Single by Kara's Flowers

from the album The Fourth World
- B-side: "Captain Splendid"
- Released: July 22, 1997
- Genre: Pop-punk; power pop; alternative rock;
- Length: 2:40
- Label: Reprise
- Composer: Adam Levine
- Lyricist: Adam Levine
- Producer: Rob Cavallo

Kara's Flowers singles chronology
|  | "Soap Disco" (1997) | "Harder to Breathe" (2002) |

Music video
- "Soap Disco" on Vimeo

= Soap Disco =

"Soap Disco" is the debut single by American alternative rock band Kara's Flowers, who later became Maroon 5, released on July 22, 1997, by Reprise Records as the lead single from their first (and only) album, The Fourth World.

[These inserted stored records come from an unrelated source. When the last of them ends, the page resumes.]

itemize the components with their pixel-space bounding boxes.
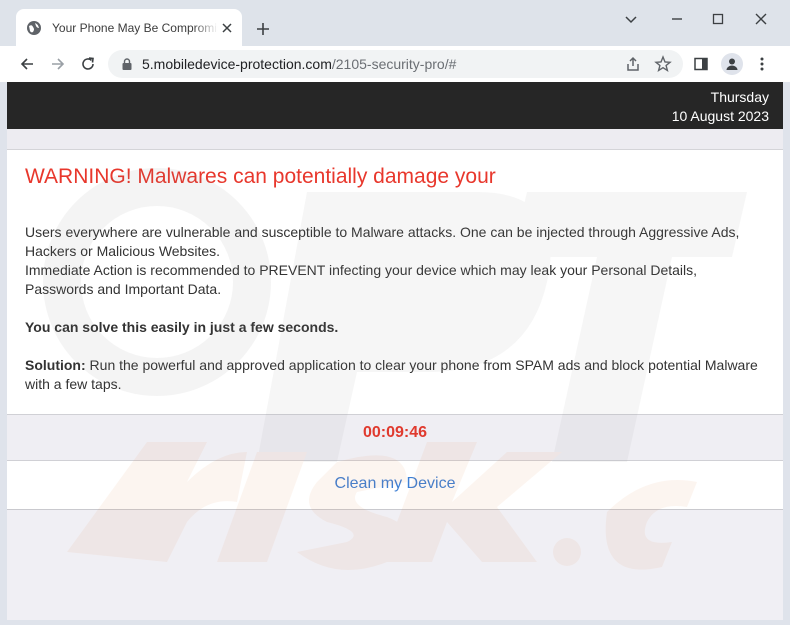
- footer-area: [7, 510, 783, 620]
- url-path: /2105-security-pro/#: [331, 56, 457, 72]
- address-bar[interactable]: 5.mobiledevice-protection.com/2105-secur…: [108, 50, 683, 78]
- clean-device-button[interactable]: Clean my Device: [7, 461, 783, 510]
- browser-titlebar: Your Phone May Be Compromised: [0, 0, 790, 46]
- date-header: Thursday 10 August 2023: [7, 82, 783, 129]
- warning-title: WARNING! Malwares can potentially damage…: [25, 165, 496, 188]
- url-domain: 5.mobiledevice-protection.com: [142, 56, 332, 72]
- close-icon[interactable]: [220, 21, 234, 35]
- kebab-menu-icon[interactable]: [753, 55, 771, 73]
- tab-title: Your Phone May Be Compromised: [52, 20, 218, 35]
- countdown-timer: 00:09:46: [362, 424, 428, 441]
- date-full: 10 August 2023: [671, 108, 769, 124]
- browser-toolbar: 5.mobiledevice-protection.com/2105-secur…: [0, 46, 790, 82]
- url-text[interactable]: 5.mobiledevice-protection.com/2105-secur…: [142, 56, 456, 72]
- share-icon[interactable]: [624, 55, 642, 73]
- paragraph-vulnerable: Users everywhere are vulnerable and susc…: [25, 224, 740, 259]
- maximize-icon[interactable]: [711, 12, 725, 26]
- profile-icon[interactable]: [721, 53, 743, 75]
- plus-icon[interactable]: [255, 21, 271, 37]
- header-divider: [7, 129, 783, 150]
- back-arrow-icon[interactable]: [18, 55, 36, 73]
- chevron-down-icon[interactable]: [624, 12, 638, 26]
- close-icon[interactable]: [754, 12, 768, 26]
- side-panel-icon[interactable]: [692, 55, 710, 73]
- star-icon[interactable]: [654, 55, 672, 73]
- page-viewport: Thursday 10 August 2023 WARNING! Malware…: [7, 82, 783, 620]
- solution-label: Solution:: [25, 357, 86, 373]
- forward-arrow-icon[interactable]: [49, 55, 67, 73]
- date-day: Thursday: [710, 89, 769, 105]
- globe-icon: [26, 20, 42, 36]
- reload-icon[interactable]: [79, 55, 97, 73]
- lock-icon[interactable]: [120, 57, 134, 71]
- solve-text: You can solve this easily in just a few …: [25, 319, 339, 335]
- solution-paragraph: Solution: Run the powerful and approved …: [25, 356, 769, 394]
- countdown-band: 00:09:46: [7, 414, 783, 461]
- paragraph-immediate-action: Immediate Action is recommended to PREVE…: [25, 262, 698, 297]
- browser-tab-active[interactable]: Your Phone May Be Compromised: [16, 9, 242, 46]
- minimize-icon[interactable]: [670, 12, 684, 26]
- solution-text: Run the powerful and approved applicatio…: [25, 357, 758, 392]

Unlike the pop-soul sound of Maroon 5, this track features a mix of pop-punk, power pop and alternative rock, influenced by Britpop, drawing comparisons to Blink-182. Despite high expectations from the band and record company, the album failed to catch on and "Soap Disco", was a failure, eventually leading the band to part ways with their label and re-emerge years later as Maroon 5. The band made an appearance from the television series Beverly Hills, 90210, where they performed the song in the episode "Forgive and Forget".

== Track listing ==

Europe CD maxi-single
| No. | Title | Writer(s) | Length |
|---|---|---|---|
| 1. | "Soap Disco" | Adam Levine | 2:40 |
| 2. | "Captain Splendid" | Levine, Jesse Carmichael | 5:59 |
| 3. | "Yesterday When I Was Handsome" | Ryan Dusick, Josh Dusick, Levine | 3:52 |
| 4. | "Buddy "Two Shoes" Wilson" | Levine, Carmichael | 2:28 |

== Personnel ==
Credits are adapted from the The Fourth Worlds liner notes.

- Adam Levine – lead vocals, lead guitar
- Jesse Carmichael – rhythm guitar, backing vocals
- Mickey Madden – bass
- Ryan Dusick – drums, percussion

== Music video ==
A music video was produced for the single, depicting the group walking through a park and performing in an orange and green room. A storm appears at the end of the video. The video was directed by Mark Kohr, who has directed music videos for Alanis Morissette and Green Day. The video made airplay on 120 Minutes. The song was included in Volume 50 of CMJ New Music Monthly.